Call **both** on error. `recordException` alone does not flip status to ERROR — the span appears successful in the UI.

### Guarantee `span.end()`

```typescript
// ✓ callback form guarantees end()
tracer.startActiveSpan("operation", (span) => {
  try {
    return doWork();
  } catch (e) {
    span.recordException(e as Error);
    span.setStatus({ code: SpanStatusCode.ERROR });
    throw e;
  } finally {
    span.end();
  }
});
```

A span that is never ended leaks in the processor queue and may never export.

## Context Propagation

W3C TraceContext (`traceparent` / `tracestate`) is the standard. Inject on outgoing requests, extract on incoming:

```typescript
import { propagation, context } from "@opentelemetry/api";

// Outgoing HTTP
const carrier: Record<string, string> = {};
propagation.inject(context.active(), carrier);
fetch(url, { headers: carrier });

// Incoming (server handler)
const ctx = propagation.extract(context.active(), request.headers);
tracer.startActiveSpan("handle request", { context: ctx }, (span) => {
  // span is now a child of the upstream trace
});
```

**Most common bug**: creating a span without extracting the incoming context → the trace waterfall breaks into disconnected root spans. Always extract before starting the root server span.

## Sampling

| Strategy | When |
|---|---|
| `AlwaysOn` | Dev / low-traffic staging |
| `TraceIdRatioBased(0.1)` | High-volume production — sample 10% of new traces |
| `ParentBased(root: TraceIdRatioBased)` | **Recommended default** — respects upstream decision, samples new roots at ratio |
| Tail sampling (OTel Collector) | Need 100% of errors regardless of head-sample decision |

`ParentBased` prevents the failure mode where the upstream samples a trace but the downstream drops it (broken waterfall).

## OTLP Exporter Config

```typescript
import { OTLPTraceExporter } from "@opentelemetry/exporter-trace-otlp-http";
import { BatchSpanProcessor } from "@opentelemetry/sdk-trace-base";

const exporter = new OTLPTraceExporter({
  url: process.env.OTEL_EXPORTER_OTLP_ENDPOINT + "/v1/traces",
  headers: { Authorization: `Bearer ${process.env.OTEL_API_KEY}` },
});

provider.addSpanProcessor(
  new BatchSpanProcessor(exporter, {
    maxQueueSize: 512,
    scheduledDelayMillis: 2000,
    exportTimeoutMillis: 10_000,
  })
);
```

Use `BatchSpanProcessor` in production — it is async and low-overhead. `SimpleSpanProcessor` blocks the event loop; use only for local debugging.

## Common Pitfalls

- **`provider.register()` not called**: SDK is configured but nothing is exported.

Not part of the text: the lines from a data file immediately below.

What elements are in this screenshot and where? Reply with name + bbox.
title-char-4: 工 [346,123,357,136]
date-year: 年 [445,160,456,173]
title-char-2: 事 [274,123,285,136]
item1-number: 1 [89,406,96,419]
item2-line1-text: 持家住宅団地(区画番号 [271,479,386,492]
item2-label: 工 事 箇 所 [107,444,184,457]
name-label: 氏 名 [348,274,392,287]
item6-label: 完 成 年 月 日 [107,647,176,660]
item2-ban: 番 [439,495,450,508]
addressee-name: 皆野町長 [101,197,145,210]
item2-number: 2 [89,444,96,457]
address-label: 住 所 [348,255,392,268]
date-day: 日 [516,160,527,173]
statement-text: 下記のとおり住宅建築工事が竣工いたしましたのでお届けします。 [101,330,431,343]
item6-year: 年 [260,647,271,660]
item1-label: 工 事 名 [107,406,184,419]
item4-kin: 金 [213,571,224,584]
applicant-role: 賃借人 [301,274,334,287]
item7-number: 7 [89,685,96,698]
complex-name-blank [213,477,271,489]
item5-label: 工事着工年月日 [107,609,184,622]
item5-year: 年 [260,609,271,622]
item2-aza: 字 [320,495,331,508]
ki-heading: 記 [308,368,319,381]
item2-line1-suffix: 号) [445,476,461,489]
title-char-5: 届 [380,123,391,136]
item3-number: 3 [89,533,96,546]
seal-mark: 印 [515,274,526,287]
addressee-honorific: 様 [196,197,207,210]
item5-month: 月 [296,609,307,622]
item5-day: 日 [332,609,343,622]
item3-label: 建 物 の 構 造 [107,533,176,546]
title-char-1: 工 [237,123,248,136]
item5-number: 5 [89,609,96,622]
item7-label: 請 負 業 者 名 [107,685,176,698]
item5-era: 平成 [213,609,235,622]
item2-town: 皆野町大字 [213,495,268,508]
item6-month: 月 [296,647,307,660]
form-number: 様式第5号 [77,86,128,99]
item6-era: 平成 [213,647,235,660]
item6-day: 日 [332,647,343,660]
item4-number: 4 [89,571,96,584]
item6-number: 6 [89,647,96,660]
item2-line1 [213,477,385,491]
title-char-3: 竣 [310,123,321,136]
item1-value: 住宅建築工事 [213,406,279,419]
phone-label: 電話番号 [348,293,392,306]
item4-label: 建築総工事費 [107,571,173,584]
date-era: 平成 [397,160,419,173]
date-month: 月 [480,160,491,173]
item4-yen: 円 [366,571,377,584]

Call before any instrumentation runs.
- **ESM + auto-instrumentation (Node.js)**: `require-in-the-middle` hooks do not fire for ESM static imports. See `devops/otel-node` for the workaround.
- **Cloudflare Workers**: no Node.js runtime, fetch-boundary instrumentation needed. See `cloudflare/workers-otel-utels`.
- **Span name includes dynamic data**: explodes trace index cardinality. Move to attributes.
- **No W3C propagation on outbound calls**: distributed trace breaks — downstream spans appear as orphaned roots.